In what has beena progressive process,the Residency Thematic Area Committee of the ESOG-ACOG Collaborative Project handed over documents of harmonized curriculum and minimum requirements to 12 institutions, which are currently running the OB-GYN residency programs.
An agreement was reached to set minimum requirements and core competencies and educational objectives for residency programs on a consultative meeting conducted on November 28, 2016. The Ethiopian Society of Obstetricians and Gynecologists (ESOG) took the initiative to harmonize curriculums and adopts standards under its project with the American College of Obstetrics and Gynecology (ACOG).
The objective of the documents is to harmonize the curriculum being used by various residency programs in various institutions and setting minimum standards for institutions to fulfil before they are allowed to launch the program.
Our communications team has witnessed the handover event in two of the 12 institutions: Wolayita Sodo University Referral Hospital and Hawassa Referral Hospital. The handover in these institutions was led by Dr. Balkachew Nigatu, ESOG’s vice president. Dr. Balkachew handed over the documents to Dr. Birhanetsehay T. Tsadik, chief executive director of Wolayita University Referral Hospital and Dr. Zerai Kassaye, Obstetrician and Gynecologist at Hawassa University Referral Hospital.
The handover involved a presentation on the documents and discussions with the residents and the administrations. Both institutions warmly welcomed the arrival of the documents and shared their views and concerns during the discussions.
The administration at Wolayita Sodo Referral Hospital was highly concerned of the number of staff it currently has. The program at Wolayita is supported by only three gynecologists and only one of whom is a senior staff. The concern seems understandable as the program at Wolayita might face a serious scrutiny based on the new requirements set in the document: the availability of at least four gynecologists to be able to run the program.
The discussion at Hawassa was rather filled with a tone of confidence as the curriculum there is already in line in most of the areas with the new documents. Participants challenged the absence of intensive annual exams in the new documents. They asserted those exams have helped maintain their focus on their studies as residents. They were referring to third year exit exams for residents, which is no longer required to be administered according to the newly harmonized curriculum.

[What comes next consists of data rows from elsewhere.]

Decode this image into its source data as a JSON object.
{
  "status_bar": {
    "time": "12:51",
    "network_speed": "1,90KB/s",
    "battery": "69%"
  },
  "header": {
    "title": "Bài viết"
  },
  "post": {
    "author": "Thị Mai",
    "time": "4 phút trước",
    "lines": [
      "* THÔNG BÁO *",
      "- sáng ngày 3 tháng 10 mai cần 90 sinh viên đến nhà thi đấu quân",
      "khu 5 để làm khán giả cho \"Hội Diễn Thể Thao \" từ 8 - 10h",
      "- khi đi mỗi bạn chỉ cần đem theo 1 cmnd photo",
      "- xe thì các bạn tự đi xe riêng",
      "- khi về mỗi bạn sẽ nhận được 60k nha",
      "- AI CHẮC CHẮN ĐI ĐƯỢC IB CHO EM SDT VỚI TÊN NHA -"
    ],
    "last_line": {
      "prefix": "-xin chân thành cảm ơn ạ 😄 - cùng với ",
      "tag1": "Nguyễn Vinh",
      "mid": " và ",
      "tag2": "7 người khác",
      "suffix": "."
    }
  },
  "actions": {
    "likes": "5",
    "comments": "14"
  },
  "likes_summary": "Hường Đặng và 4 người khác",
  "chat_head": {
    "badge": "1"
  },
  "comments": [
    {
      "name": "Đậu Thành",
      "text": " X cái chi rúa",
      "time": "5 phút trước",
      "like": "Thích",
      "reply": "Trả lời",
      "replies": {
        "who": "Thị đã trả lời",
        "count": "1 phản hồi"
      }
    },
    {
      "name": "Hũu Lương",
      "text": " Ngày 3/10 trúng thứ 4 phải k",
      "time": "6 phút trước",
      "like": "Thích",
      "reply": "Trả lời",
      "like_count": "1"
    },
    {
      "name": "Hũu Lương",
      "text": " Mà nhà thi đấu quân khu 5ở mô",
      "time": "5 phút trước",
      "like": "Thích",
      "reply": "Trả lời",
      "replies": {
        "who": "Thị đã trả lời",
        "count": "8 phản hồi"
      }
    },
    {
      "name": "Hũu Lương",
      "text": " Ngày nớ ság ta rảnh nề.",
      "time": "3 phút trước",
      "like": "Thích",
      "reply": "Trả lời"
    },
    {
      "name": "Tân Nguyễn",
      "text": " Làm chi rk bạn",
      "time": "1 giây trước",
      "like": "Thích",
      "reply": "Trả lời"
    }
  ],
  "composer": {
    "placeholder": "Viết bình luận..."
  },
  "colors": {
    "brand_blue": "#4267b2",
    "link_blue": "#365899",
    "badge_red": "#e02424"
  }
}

The document entitled- National Harmonized Obstetrics and Gynecology Specialty Training Curriculum is a 96 pages document outlining what a residency program should look like content wise. The document outlines requirements regarding Patient Care, Medical Knowledge, Practice Based Learning and Improvement, Communication and Interpersonal Skills, Professionalism and Ethics, Systems Based Practice, Admission Requirements, Graduation Requirements, Nomenclature of the Specialty Certificates, Teaching and Learning Methods, Assessment Methods and Grading Criteria, Grading, Promotion and Course Scheduling.
It further elaborates the year by year course and practice contents that must be undertaken by a candidate resident before graduation.
The other document handed over, on the other hand, is entitled Minimum Requirements for Accreditation of Residency Educational Programs. This document presents a roadmap for institutions and requirements that need to be fulfilled before the opening of a residency program.The requirements involve Human Resource, Number and Variety of Patients, Physical and Technical Resources, Clinical Services, Supporting Services, Equipment and Financial Support.
A national board is to be established to review how competent programs are in the various institutions. Once national review starts programs will be labeled Green for good to go, Yellow for required improvements in the program or Red for a possible shut down of the program.